By Collin Spears, Chief Foreign Policy Correspondent,
Washington D.C. Bureau

The consensus of mainstream China analysts is that the Chinese Communist Party (CCP) is a unified entity that is destined to guide China into a new golden where it will enjoy global superpower status. This sanguine narrative is maybe challenged as the current global economic recession has served to elucidate the genuine fragility of China’s political economy. Stability in the immediate future, let alone, decades from the present, is not a fact to be taken for granted, but a likely possibility to be continuously observed and evaluated.

The Chinese leadership is less of a cohesive organism than a mixture of overlapping and competing regional, ideological, and institutional interests.
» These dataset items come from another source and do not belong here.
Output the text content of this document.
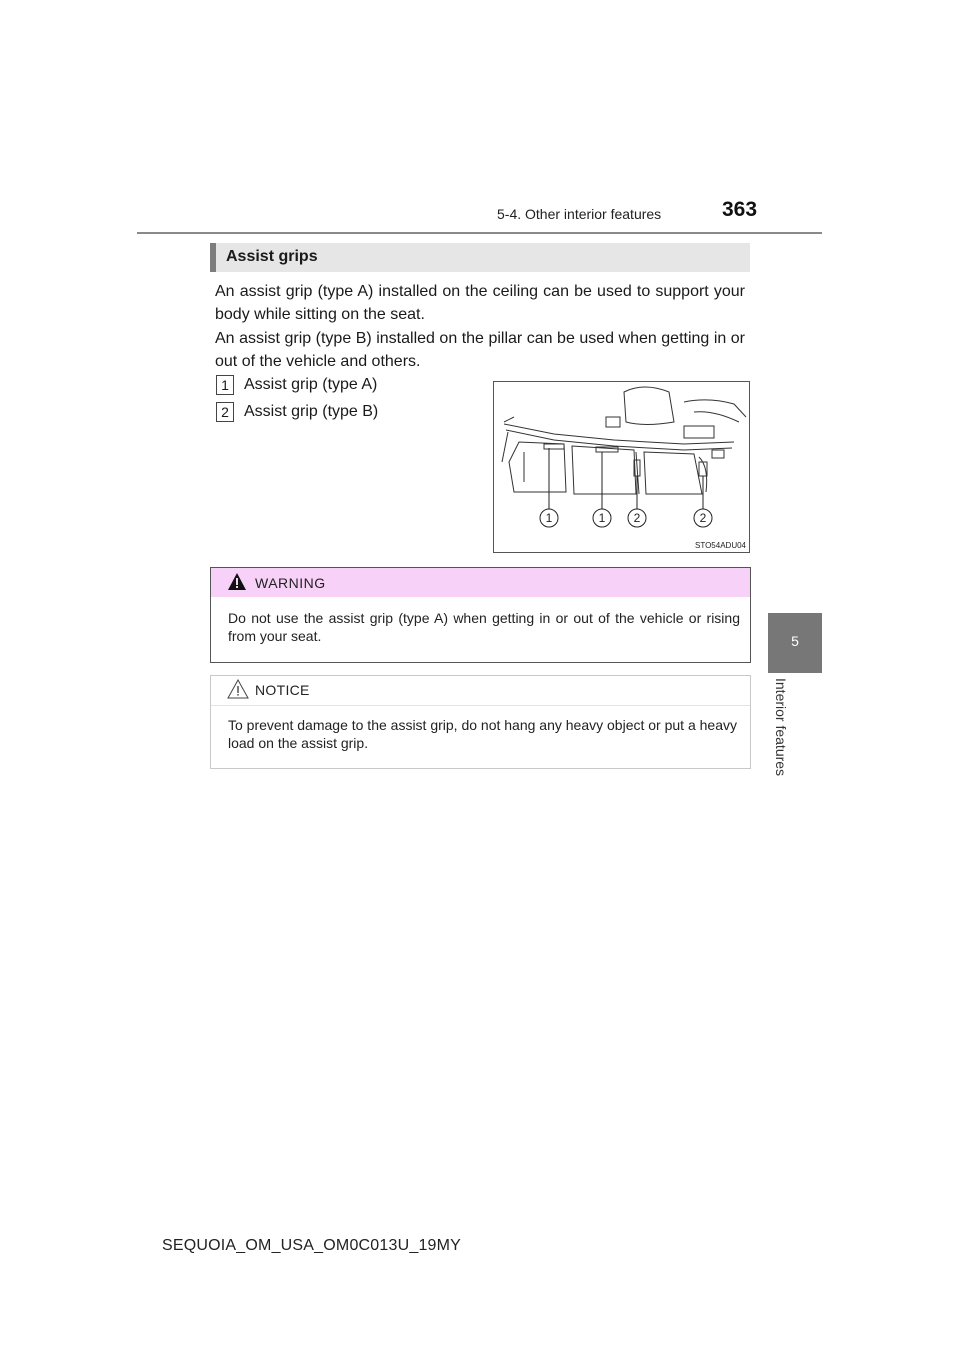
5-4. Other interior features	363
5
Interior features
Assist grips
An assist grip (type A) installed on the ceiling can be used to support your body while sitting on the seat.
An assist grip (type B) installed on the pillar can be used when getting in or out of the vehicle and others.
1 Assist grip (type A)
2 Assist grip (type B)
1	1 2	2
STO54ADU04
WARNING
Do not use the assist grip (type A) when getting in or out of the vehicle or rising from your seat.
NOTICE
To prevent damage to the assist grip, do not hang any heavy object or put a heavy load on the assist grip.
SEQUOIA_OM_USA_OM0C013U_19MY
This leaves China vulnerable to conflict. The glue that binds the various CCP factions and the monied elites is a vast patronage system made possible by 20 years of unprecedented economic growth, no Maoism or a constitutional “balance of powers”. The Chinese elite are conscious of this. Even President Hu Jintao recognized the importance of various factions to maintaining national stability by designating two possible successors from divergent ideological perspectives, Xi Jinping and Li Keqiang. The CCP has also been touting the phrase “zhengdi tuandui” (team of rivals) in the media, in reference to political cooperation, which seem to be part of President Hu’s larger goal of creating a “Harmonious Society”. China’s ability to realize this harmony is heavily dependent on the financial liquidity that feeds its “Leviathan”.